Ever since Riemann's use of the theta transformation formula in one of his proofs of the functional equation for the zeta-function, number theorists have been fascinated by various interactions between the zeta function and automorphic forms. These experiences, however, have remained episodic like rare glimpses of crests, for most of them ensued from apparently spontaneous relations of the zeta-function with a variety of Eisenstein series. Nevertheless such glimpses are highly suggestive of a grand view over and far beyond the Eisenstein ridge, and bring forth the notion of a kamuy-mintar where the entire collection of automorphic forms contribute to the formation of the zeta-function.

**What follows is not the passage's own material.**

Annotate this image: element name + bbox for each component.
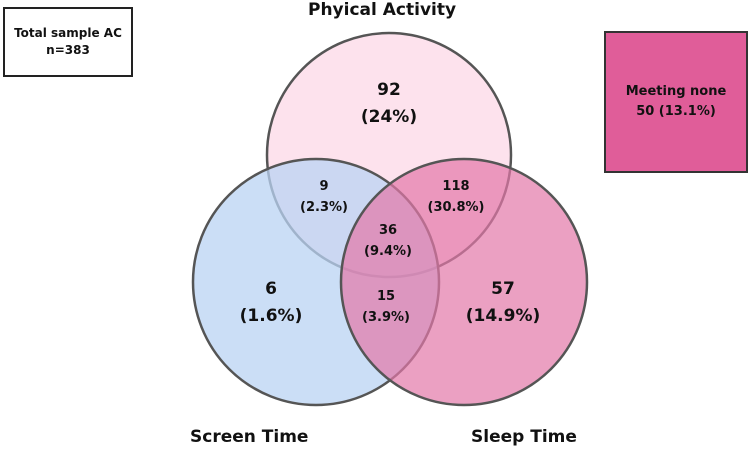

My aim in the present monograph is to try to substantiate this belief by demonstrating that the zeta-function has indeed a structure tightly supported by all automorphic forms. The story begins with an unabridged treatment of the spectral resolution of the non-Euclidean Laplacian, and continues to a theory of trace formulas. The fundamental means thus readied are subsequently mustered up for the quest to find an explicit formula for the fourth power moment of the zeta-values. Then the zeta function emerges as a magnificent peak embracing infinitely many gems called automorphic L-functions representing the spectrum.

My best thanks are due to my friends A. Ivić and M. Jutila for their unfailing encouragement, and to D. Tranah, P. Jackson, and all of the personnel of the Cambridge University Press engaged in this project for sharing their professional vigor.